A topological bound on the Cantor-Bendixson rank of meromorphic differentials
Guillaume Tahar

TL;DR
This paper establishes a genus-dependent upper bound on the Cantor-Bendixson rank of saddle connection directions in meromorphic differentials, revealing complexity distinctions from holomorphic cases.
Contribution
It introduces a sharp topological bound on the Cantor-Bendixson rank for meromorphic differentials, based on a novel geometric lemma involving nested invariant subsurfaces.
Findings
Bound depends only on the genus of the surface
Saddle connection directions are less dense in meromorphic cases
New geometric lemma relating genus of nested subsurfaces
Abstract
In translation surfaces of finite area (corresponding to holomorphic differentials), directions of saddle connections are dense in the unit circle. On the contrary, saddle connections are fewer in translation surfaces with poles (corresponding to meromorphic differentials).
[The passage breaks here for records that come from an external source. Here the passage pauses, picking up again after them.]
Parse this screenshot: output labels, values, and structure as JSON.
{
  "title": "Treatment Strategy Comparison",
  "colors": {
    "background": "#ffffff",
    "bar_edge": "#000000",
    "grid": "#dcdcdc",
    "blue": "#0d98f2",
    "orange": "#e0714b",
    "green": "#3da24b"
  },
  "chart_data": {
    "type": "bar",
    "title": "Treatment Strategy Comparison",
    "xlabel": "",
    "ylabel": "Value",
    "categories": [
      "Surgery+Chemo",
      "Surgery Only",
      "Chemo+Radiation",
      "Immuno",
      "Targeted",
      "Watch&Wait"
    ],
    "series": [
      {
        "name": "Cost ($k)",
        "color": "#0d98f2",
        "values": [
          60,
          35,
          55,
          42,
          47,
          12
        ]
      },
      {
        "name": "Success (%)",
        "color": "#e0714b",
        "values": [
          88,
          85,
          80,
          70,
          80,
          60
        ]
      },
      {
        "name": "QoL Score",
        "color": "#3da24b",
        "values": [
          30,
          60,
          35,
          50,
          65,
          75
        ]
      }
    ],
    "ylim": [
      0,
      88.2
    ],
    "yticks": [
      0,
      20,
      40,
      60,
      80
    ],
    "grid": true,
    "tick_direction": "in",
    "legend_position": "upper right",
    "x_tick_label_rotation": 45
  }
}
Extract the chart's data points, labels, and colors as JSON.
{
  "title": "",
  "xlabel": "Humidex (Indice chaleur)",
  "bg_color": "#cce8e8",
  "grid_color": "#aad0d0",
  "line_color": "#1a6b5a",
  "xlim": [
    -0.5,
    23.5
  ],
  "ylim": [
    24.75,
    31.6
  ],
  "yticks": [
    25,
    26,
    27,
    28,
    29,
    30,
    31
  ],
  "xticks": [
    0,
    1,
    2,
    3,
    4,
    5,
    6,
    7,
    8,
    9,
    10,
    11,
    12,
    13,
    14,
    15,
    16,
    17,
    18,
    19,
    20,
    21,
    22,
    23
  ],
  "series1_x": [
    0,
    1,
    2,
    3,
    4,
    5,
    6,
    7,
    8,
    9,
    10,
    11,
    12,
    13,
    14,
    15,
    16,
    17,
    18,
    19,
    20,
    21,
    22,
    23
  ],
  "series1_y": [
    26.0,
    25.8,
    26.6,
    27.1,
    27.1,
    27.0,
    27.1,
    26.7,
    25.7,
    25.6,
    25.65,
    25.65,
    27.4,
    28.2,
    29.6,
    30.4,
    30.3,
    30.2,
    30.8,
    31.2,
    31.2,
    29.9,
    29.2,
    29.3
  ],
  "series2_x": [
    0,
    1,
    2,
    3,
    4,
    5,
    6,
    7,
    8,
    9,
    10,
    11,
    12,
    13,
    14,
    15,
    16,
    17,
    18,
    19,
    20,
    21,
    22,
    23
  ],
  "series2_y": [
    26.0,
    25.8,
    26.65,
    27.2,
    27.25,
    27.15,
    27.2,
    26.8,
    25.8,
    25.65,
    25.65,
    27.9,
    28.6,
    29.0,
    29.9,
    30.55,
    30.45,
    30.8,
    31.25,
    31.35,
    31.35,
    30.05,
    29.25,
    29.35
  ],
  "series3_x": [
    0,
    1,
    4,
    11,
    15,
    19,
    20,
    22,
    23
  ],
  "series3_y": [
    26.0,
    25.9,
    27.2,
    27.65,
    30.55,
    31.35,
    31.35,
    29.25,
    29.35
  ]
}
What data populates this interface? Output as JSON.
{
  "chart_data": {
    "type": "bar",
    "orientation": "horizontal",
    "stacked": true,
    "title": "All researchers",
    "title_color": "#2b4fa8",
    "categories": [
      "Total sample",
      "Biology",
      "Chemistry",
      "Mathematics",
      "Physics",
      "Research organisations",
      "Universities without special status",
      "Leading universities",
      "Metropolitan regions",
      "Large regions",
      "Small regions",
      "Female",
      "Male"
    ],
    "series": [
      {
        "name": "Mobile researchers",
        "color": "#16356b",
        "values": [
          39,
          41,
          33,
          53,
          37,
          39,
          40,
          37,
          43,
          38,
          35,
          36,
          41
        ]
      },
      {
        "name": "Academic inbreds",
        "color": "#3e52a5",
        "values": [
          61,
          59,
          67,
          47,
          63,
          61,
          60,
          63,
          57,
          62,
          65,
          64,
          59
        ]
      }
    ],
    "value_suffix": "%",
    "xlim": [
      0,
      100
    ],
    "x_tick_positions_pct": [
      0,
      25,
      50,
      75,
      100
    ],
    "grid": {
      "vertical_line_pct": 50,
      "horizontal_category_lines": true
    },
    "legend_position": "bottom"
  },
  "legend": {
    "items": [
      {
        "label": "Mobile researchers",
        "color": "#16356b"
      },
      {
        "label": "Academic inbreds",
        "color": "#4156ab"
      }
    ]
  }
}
The Cantor-Bendixson rank of their set of directions is a measure of descriptive set-theoretic complexity. Drawing on a previous work of David Aulicino, we prove a sharp upper bound that depends only on the genus of the underlying topological surface. The proof uses a new geometric lemma stating that in a sequence of three nested invariant subsurfaces the genus of the third one is always bigger than the genus of the first one.